Однако вернемся к тому, едва не ставшему для нас последним, воскресенью.
На Савеловском вокзале мы очень расстроились — пока покупали мороженое, электричка ушла, до следующей часа два-три. Попали в перерыв. Дождались. Поехали…
На проселке, совсем рядом от того места, где были в прошлый раз, мы были остановлены и прогнаны буквально взашей воинским патрулем. Сквозь густую солдатскую матерщину мы усекли, что час назад здесь на мине подорвалось насмерть четверо пацанов.
Вспоминать про это мы не любили…
Читали мы много: на уроках, держа книгу под партой на коленях; дома, иной раз одну на двоих, чуть не стукаясь лбами; наиболее интересные места зачитывались вслух. Читали все, что попадется, однако, если присмотреться, некоторая избирательность все же была. У Пушкина Володя в эти годы предпочитал эпиграммы. У Гоголя что-нибудь жуткое — «Страшную месть», «Вия». Непременно на ночь, чтобы проняло как следует. «Записки сумасшедшего» и блистательная авантюрная пьеса «Игроки» перечитывались по многу раз. «Тихий Дон», «Петр Первый», «Порт-Артур», «Емельян Пугачев», печатавшиеся тогда в Лейпциге — немцы еще платили репарации, — проглатывались мгновенно.

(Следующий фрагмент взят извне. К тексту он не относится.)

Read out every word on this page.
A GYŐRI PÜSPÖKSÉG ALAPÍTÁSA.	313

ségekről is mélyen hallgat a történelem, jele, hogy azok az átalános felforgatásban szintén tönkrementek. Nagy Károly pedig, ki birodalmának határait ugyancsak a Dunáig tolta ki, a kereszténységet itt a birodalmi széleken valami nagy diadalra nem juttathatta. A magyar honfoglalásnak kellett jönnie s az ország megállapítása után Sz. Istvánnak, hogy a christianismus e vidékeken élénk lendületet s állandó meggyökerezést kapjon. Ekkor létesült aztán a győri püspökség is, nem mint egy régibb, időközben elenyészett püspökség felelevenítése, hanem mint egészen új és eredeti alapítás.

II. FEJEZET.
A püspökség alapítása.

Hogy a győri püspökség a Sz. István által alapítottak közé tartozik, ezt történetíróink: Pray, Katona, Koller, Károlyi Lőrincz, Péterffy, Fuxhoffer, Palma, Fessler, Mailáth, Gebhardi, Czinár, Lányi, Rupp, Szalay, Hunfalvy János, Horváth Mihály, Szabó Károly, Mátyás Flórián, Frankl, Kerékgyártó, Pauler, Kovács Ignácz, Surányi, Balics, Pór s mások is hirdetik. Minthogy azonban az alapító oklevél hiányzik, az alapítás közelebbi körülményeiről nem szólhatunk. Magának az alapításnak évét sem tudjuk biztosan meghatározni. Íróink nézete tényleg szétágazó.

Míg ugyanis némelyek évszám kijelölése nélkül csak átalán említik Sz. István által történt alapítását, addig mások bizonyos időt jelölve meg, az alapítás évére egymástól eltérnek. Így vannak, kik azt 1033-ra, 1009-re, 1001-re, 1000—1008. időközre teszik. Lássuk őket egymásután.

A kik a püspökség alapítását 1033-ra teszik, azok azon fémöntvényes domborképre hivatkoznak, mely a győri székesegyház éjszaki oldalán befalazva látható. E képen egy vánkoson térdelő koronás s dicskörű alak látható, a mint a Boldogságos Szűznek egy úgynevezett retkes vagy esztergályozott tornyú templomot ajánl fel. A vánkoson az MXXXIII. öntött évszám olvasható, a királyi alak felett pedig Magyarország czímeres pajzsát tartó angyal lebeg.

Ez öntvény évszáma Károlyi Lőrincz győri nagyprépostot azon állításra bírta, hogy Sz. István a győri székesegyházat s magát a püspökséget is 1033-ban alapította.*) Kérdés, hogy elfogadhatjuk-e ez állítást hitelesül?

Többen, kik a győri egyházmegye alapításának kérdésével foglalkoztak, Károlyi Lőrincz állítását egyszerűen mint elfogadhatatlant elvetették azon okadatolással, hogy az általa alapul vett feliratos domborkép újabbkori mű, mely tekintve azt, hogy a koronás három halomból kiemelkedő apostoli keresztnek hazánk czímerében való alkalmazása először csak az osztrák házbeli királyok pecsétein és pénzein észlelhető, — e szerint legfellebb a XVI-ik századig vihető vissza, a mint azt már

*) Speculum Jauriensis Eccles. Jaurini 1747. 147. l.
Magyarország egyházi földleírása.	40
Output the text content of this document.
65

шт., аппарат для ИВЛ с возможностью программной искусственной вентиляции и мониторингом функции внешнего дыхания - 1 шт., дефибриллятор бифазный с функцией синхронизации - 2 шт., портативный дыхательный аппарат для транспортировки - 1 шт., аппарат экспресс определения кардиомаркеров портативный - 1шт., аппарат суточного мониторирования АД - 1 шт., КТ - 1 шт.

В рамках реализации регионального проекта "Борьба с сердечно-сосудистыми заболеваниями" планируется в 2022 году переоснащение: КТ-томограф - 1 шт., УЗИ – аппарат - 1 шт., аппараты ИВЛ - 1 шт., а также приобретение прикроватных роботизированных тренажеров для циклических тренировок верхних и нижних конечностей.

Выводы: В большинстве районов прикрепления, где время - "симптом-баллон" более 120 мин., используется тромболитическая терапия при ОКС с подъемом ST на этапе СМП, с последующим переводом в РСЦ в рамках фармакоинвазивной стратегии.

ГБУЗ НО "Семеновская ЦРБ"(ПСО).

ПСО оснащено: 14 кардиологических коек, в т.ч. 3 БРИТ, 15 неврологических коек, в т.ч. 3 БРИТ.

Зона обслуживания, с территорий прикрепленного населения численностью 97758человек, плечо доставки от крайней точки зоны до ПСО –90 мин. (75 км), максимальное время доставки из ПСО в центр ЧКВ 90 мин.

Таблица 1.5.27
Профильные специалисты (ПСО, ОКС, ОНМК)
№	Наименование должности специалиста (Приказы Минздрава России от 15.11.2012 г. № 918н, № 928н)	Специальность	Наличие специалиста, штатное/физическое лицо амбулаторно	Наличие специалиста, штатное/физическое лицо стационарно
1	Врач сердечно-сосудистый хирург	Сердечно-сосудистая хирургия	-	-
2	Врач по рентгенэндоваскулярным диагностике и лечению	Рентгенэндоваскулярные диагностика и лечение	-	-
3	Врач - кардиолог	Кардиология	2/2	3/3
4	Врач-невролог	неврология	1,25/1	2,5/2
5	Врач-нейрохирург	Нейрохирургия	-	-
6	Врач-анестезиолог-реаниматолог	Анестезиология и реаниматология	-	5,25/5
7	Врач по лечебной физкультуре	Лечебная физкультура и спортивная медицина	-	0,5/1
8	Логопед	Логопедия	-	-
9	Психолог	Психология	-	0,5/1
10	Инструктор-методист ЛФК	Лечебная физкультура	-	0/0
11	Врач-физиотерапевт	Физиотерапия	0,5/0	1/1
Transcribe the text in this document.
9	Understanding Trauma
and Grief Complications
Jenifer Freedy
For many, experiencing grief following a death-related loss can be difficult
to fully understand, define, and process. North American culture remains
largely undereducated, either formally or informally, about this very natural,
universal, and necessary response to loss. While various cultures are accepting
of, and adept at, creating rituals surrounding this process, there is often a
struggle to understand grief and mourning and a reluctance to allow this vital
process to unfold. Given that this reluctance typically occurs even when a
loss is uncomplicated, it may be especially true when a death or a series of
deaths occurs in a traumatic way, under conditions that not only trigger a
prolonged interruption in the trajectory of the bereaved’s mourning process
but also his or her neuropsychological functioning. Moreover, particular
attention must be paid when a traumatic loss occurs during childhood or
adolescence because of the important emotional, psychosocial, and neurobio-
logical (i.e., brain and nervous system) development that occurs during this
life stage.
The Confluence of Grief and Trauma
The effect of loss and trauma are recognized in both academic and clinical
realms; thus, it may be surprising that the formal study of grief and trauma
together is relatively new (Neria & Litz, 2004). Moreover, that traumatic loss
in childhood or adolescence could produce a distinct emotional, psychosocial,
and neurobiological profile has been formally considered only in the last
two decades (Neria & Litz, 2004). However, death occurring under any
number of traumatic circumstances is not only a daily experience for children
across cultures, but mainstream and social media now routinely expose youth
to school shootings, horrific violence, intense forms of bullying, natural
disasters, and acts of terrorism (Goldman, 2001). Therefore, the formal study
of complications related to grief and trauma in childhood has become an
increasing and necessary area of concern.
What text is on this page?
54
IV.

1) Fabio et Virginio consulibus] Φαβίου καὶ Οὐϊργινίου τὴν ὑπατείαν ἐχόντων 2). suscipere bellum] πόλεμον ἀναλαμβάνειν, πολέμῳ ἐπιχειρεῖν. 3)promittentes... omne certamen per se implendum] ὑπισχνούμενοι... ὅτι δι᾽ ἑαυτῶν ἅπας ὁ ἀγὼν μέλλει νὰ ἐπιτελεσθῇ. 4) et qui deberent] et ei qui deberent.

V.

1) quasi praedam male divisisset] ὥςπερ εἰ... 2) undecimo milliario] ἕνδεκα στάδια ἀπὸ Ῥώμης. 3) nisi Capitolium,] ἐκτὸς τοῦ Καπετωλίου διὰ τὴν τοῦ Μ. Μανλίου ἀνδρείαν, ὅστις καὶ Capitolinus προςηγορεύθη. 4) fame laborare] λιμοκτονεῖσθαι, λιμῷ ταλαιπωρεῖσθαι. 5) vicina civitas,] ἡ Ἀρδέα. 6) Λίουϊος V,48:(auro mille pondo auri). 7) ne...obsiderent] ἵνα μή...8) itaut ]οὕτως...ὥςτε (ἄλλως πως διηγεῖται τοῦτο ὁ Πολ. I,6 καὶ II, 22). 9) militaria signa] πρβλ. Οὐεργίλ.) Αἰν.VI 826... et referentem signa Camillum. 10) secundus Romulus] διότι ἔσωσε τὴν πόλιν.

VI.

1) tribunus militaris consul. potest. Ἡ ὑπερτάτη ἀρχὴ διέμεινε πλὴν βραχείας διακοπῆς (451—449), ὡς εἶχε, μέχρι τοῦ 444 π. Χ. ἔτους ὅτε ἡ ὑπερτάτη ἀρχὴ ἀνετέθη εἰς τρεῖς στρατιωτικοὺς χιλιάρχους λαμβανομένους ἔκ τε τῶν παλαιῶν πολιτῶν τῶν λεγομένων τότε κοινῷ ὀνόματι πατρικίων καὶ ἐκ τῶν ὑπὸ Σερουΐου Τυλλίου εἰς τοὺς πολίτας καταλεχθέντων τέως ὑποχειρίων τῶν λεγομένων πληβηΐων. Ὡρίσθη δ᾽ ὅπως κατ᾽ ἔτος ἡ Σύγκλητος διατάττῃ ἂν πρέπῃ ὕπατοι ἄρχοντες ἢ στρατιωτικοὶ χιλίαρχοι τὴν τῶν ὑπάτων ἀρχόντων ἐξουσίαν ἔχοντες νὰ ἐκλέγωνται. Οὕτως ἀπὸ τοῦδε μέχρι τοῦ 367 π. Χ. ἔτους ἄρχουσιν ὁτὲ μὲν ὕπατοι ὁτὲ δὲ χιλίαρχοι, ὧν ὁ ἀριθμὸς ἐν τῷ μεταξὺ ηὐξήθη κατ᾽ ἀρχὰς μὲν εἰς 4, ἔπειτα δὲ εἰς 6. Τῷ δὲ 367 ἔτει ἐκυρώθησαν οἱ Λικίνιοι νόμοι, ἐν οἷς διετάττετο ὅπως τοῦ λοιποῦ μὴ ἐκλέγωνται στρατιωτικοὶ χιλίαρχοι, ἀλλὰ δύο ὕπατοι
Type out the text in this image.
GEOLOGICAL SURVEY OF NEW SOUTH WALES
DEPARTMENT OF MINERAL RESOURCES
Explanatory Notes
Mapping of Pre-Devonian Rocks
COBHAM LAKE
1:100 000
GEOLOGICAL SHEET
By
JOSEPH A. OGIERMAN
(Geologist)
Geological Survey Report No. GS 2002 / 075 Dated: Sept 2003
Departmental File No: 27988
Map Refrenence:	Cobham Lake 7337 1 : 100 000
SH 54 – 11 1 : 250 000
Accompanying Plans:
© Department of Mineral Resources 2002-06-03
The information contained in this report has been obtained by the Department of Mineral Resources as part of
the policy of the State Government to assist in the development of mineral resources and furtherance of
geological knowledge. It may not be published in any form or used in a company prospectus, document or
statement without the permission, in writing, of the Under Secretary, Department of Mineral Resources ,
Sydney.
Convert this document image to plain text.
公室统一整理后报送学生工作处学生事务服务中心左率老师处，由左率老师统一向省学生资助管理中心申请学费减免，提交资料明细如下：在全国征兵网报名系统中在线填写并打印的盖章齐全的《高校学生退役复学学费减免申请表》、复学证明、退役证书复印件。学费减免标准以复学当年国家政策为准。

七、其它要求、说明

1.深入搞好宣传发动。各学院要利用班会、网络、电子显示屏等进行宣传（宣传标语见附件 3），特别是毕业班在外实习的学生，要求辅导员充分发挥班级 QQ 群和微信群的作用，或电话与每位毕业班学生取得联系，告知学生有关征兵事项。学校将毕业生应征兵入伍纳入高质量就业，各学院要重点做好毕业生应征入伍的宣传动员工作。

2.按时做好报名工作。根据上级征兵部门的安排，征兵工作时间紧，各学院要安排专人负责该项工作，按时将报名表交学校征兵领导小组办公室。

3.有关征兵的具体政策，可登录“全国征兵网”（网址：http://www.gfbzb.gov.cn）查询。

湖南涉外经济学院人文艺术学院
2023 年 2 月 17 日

Как всех мальчишек, нас тянуло к приключениям, к острому сюжету, но таких книжек было до обидного мало.
Тогда мы решили сами восполнить дефицит приключенческой литературы. «Гиперболоид инженера Гарина» нас, прямо скажу, на это подвинул.
И вот, в 8-м классе мы, исписав с Володей четыре тетрадки по двадцать четыре листа, соорудили нечто под названием «Аппарат IL», т. е. «испепеляющие лучи». Несоответствие латинской аббревиатуры русской расшифровке нас никак не тревожило. Тетрадки эти исчезли давным-давно. То ли мы почитать кому дали, то ли еще что. Сюжет помню, понятно, смутно. Действие разворачивалось во Франции и Соединенных Штатах.
Дочь профессора, изобретателя IL, приезжает на виллу под Парижем и по безжизненной руке, свесившейся из окна, понимает, что с папашей чевой-то не того. Так и есть: папашу уконтропупили, аппарат похищен. Это хорошо запомнилось, потому что деталью с рукой мы очень гордились.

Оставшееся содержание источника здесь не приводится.